エディタたち三人の声が重なった。それもそのはずだ。あの町はインスマウスによる自爆攻撃によって壊滅したはずだからだ。
「まぁ、そういう顔にもなるわよね。でもね、生き残りってのはどこにでもいるわけ。私の家は跡形もなく吹っ飛んだけど、たまたま旅行に出ていたおかげで家族は全員無事よ」
「そ、そうか。

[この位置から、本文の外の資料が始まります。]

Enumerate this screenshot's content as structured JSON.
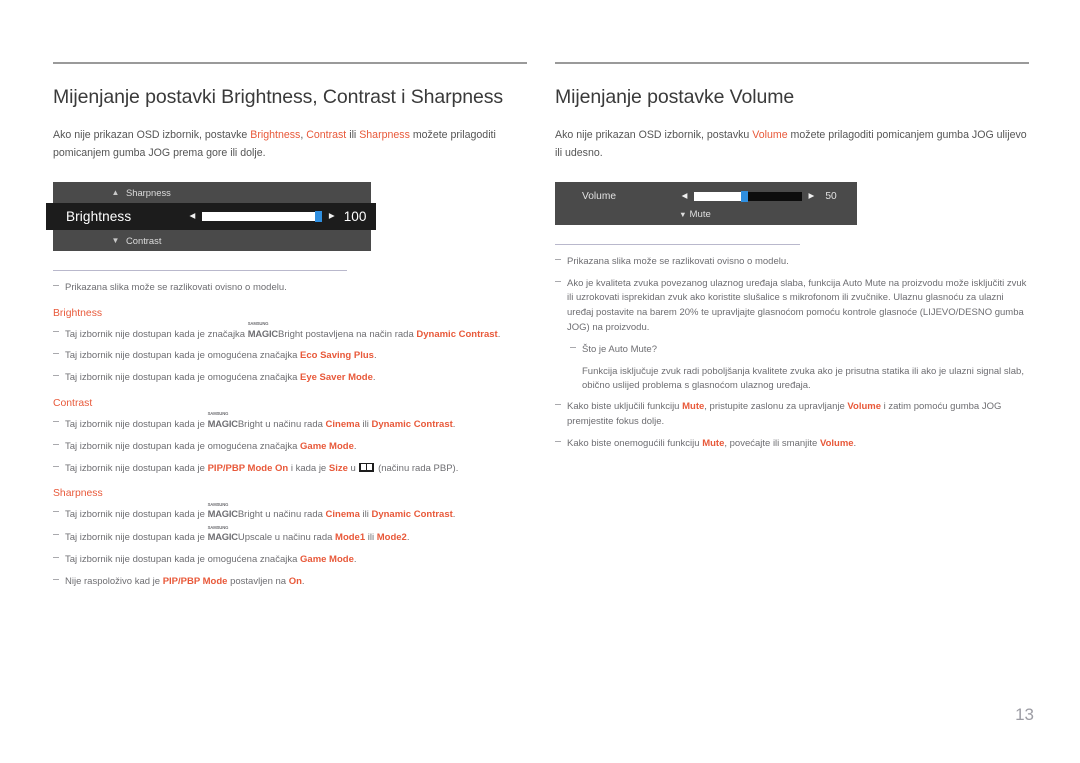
{
  "colors": {
    "accent": "#e8593a",
    "body_text": "#6e6e72",
    "heading": "#3a3a3a",
    "rule": "#9a9a9a",
    "note_rule": "#b9b8cc",
    "osd_bg": "#4a4a4a",
    "osd_selected_bg": "#1c1c1c",
    "slider_thumb": "#2f8fe0",
    "page_number": "#9d9da4"
  },
  "page_number": "13",
  "left": {
    "title": "Mijenjanje postavki Brightness, Contrast i Sharpness",
    "intro": {
      "p1": "Ako nije prikazan OSD izbornik, postavke ",
      "t1": "Brightness",
      "p2": ", ",
      "t2": "Contrast",
      "p3": " ili ",
      "t3": "Sharpness",
      "p4": " možete prilagoditi pomicanjem gumba JOG prema gore ili dolje."
    },
    "osd": {
      "top_label": "Sharpness",
      "top_chevron": "chevron-up-icon",
      "main_label": "Brightness",
      "main_value": "100",
      "fill_percent": 100,
      "left_arrow": "◀",
      "right_arrow": "▶",
      "bottom_label": "Contrast",
      "bottom_chevron": "chevron-down-icon"
    },
    "image_note": "Prikazana slika može se razlikovati ovisno o modelu.",
    "sections": [
      {
        "heading": "Brightness",
        "notes": [
          {
            "parts": [
              {
                "t": "Taj izbornik nije dostupan kada je značajka ",
                "s": "plain"
              },
              {
                "t": "MAGIC",
                "sup": "SAMSUNG",
                "suffix": "Bright",
                "s": "smagic"
              },
              {
                "t": " postavljena na način rada ",
                "s": "plain"
              },
              {
                "t": "Dynamic Contrast",
                "s": "hl"
              },
              {
                "t": ".",
                "s": "plain"
              }
            ]
          },
          {
            "parts": [
              {
                "t": "Taj izbornik nije dostupan kada je omogućena značajka ",
                "s": "plain"
              },
              {
                "t": "Eco Saving Plus",
                "s": "hl"
              },
              {
                "t": ".",
                "s": "plain"
              }
            ]
          },
          {
            "parts": [
              {
                "t": "Taj izbornik nije dostupan kada je omogućena značajka ",
                "s": "plain"
              },
              {
                "t": "Eye Saver Mode",
                "s": "hl"
              },
              {
                "t": ".",
                "s": "plain"
              }
            ]
          }
        ]
      },
      {
        "heading": "Contrast",
        "notes": [
          {
            "parts": [
              {
                "t": "Taj izbornik nije dostupan kada je ",
                "s": "plain"
              },
              {
                "t": "MAGIC",
                "sup": "SAMSUNG",
                "suffix": "Bright",
                "s": "smagic"
              },
              {
                "t": " u načinu rada ",
                "s": "plain"
              },
              {
                "t": "Cinema",
                "s": "hl"
              },
              {
                "t": " ili ",
                "s": "plain"
              },
              {
                "t": "Dynamic Contrast",
                "s": "hl"
              },
              {
                "t": ".",
                "s": "plain"
              }
            ]
          },
          {
            "parts": [
              {
                "t": "Taj izbornik nije dostupan kada je omogućena značajka ",
                "s": "plain"
              },
              {
                "t": "Game Mode",
                "s": "hl"
              },
              {
                "t": ".",
                "s": "plain"
              }
            ]
          },
          {
            "parts": [
              {
                "t": "Taj izbornik nije dostupan kada je ",
                "s": "plain"
              },
              {
                "t": "PIP/PBP Mode On",
                "s": "hl"
              },
              {
                "t": " i kada je ",
                "s": "plain"
              },
              {
                "t": "Size",
                "s": "hl"
              },
              {
                "t": " u ",
                "s": "plain"
              },
              {
                "t": "",
                "s": "pbp-icon"
              },
              {
                "t": " (načinu rada PBP).",
                "s": "plain"
              }
            ]
          }
        ]
      },
      {
        "heading": "Sharpness",
        "notes": [
          {
            "parts": [
              {
                "t": "Taj izbornik nije dostupan kada je ",
                "s": "plain"
              },
              {
                "t": "MAGIC",
                "sup": "SAMSUNG",
                "suffix": "Bright",
                "s": "smagic"
              },
              {
                "t": " u načinu rada ",
                "s": "plain"
              },
              {
                "t": "Cinema",
                "s": "hl"
              },
              {
                "t": " ili ",
                "s": "plain"
              },
              {
                "t": "Dynamic Contrast",
                "s": "hl"
              },
              {
                "t": ".",
                "s": "plain"
              }
            ]
          },
          {
            "parts": [
              {
                "t": "Taj izbornik nije dostupan kada je ",
                "s": "plain"
              },
              {
                "t": "MAGIC",
                "sup": "SAMSUNG",
                "suffix": "Upscale",
                "s": "smagic"
              },
              {
                "t": " u načinu rada ",
                "s": "plain"
              },
              {
                "t": "Mode1",
                "s": "hl"
              },
              {
                "t": " ili ",
                "s": "plain"
              },
              {
                "t": "Mode2",
                "s": "hl"
              },
              {
                "t": ".",
                "s": "plain"
              }
            ]
          },
          {
            "parts": [
              {
                "t": "Taj izbornik nije dostupan kada je omogućena značajka ",
                "s": "plain"
              },
              {
                "t": "Game Mode",
                "s": "hl"
              },
              {
                "t": ".",
                "s": "plain"
              }
            ]
          },
          {
            "parts": [
              {
                "t": "Nije raspoloživo kad je ",
                "s": "plain"
              },
              {
                "t": "PIP/PBP Mode",
                "s": "hl"
              },
              {
                "t": " postavljen na ",
                "s": "plain"
              },
              {
                "t": "On",
                "s": "hl"
              },
              {
                "t": ".",
                "s": "plain"
              }
            ]
          }
        ]
      }
    ]
  },
  "right": {
    "title": "Mijenjanje postavke Volume",
    "intro": {
      "p1": "Ako nije prikazan OSD izbornik, postavku ",
      "t1": "Volume",
      "p2": " možete prilagoditi pomicanjem gumba JOG ulijevo ili udesno."
    },
    "osd": {
      "main_label": "Volume",
      "main_value": "50",
      "fill_percent": 50,
      "left_arrow": "◀",
      "right_arrow": "▶",
      "mute_label": "Mute",
      "mute_chevron": "chevron-down-icon"
    },
    "image_note": "Prikazana slika može se razlikovati ovisno o modelu.",
    "notes": [
      {
        "parts": [
          {
            "t": "Ako je kvaliteta zvuka povezanog ulaznog uređaja slaba, funkcija Auto Mute na proizvodu može isključiti zvuk ili uzrokovati isprekidan zvuk ako koristite slušalice s mikrofonom ili zvučnike. Ulaznu glasnoću za ulazni uređaj postavite na barem 20% te upravljajte glasnoćom pomoću kontrole glasnoće (LIJEVO/DESNO gumba JOG) na proizvodu.",
            "s": "plain"
          }
        ]
      },
      {
        "sub": true,
        "parts": [
          {
            "t": "Što je Auto Mute?",
            "s": "plain"
          }
        ]
      },
      {
        "plain": true,
        "parts": [
          {
            "t": "Funkcija isključuje zvuk radi poboljšanja kvalitete zvuka ako je prisutna statika ili ako je ulazni signal slab, obično uslijed problema s glasnoćom ulaznog uređaja.",
            "s": "plain"
          }
        ]
      },
      {
        "parts": [
          {
            "t": "Kako biste uključili funkciju ",
            "s": "plain"
          },
          {
            "t": "Mute",
            "s": "hl"
          },
          {
            "t": ", pristupite zaslonu za upravljanje ",
            "s": "plain"
          },
          {
            "t": "Volume",
            "s": "hl"
          },
          {
            "t": " i zatim pomoću gumba JOG premjestite fokus dolje.",
            "s": "plain"
          }
        ]
      },
      {
        "parts": [
          {
            "t": "Kako biste onemogućili funkciju ",
            "s": "plain"
          },
          {
            "t": "Mute",
            "s": "hl"
          },
          {
            "t": ", povećajte ili smanjite ",
            "s": "plain"
          },
          {
            "t": "Volume",
            "s": "hl"
          },
          {
            "t": ".",
            "s": "plain"
          }
        ]
      }
    ]
  }
}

ラッキーだったな」
エディタが思わず言ったが、テレサは「どうだか」と頬を引っ掻いた。
「友達はみんな死んだわ」
「……すまない」
「いいのよ。幸運だったのは間違いないんだから。V級だかで発現したのも何か運命めいたものを感じるわ。私もクララと同じ、復讐のために軍の誘いを受けたクチね」
テレサは頬杖をつき、隣のクララを見やる。クララはテレサに同族意識でも覚えたのか、何度か
エディタは立ち上がり、教室の出入り口を親指で指し示す。
「私たちはそれぞれ事情があるようだけれど、今後ともよろしく頼む。脱落なんてするなよ?」
「誰にモノ言ってんのよ」
トリーネは鼻から息を吐きつつそう応じ、右手を前に出した。意図を察したクララとテレサが、そこに自分の右手を重ねていく。エディタも慌てて戻ってきて、そこに手を重ねた。それを待って、トリーネはにこりと微笑んだ。
「仲良く競い合っていきましょ。よろしくねっ」
仲間……か。エディタは少しだけ胸の高鳴りを感じたのだった。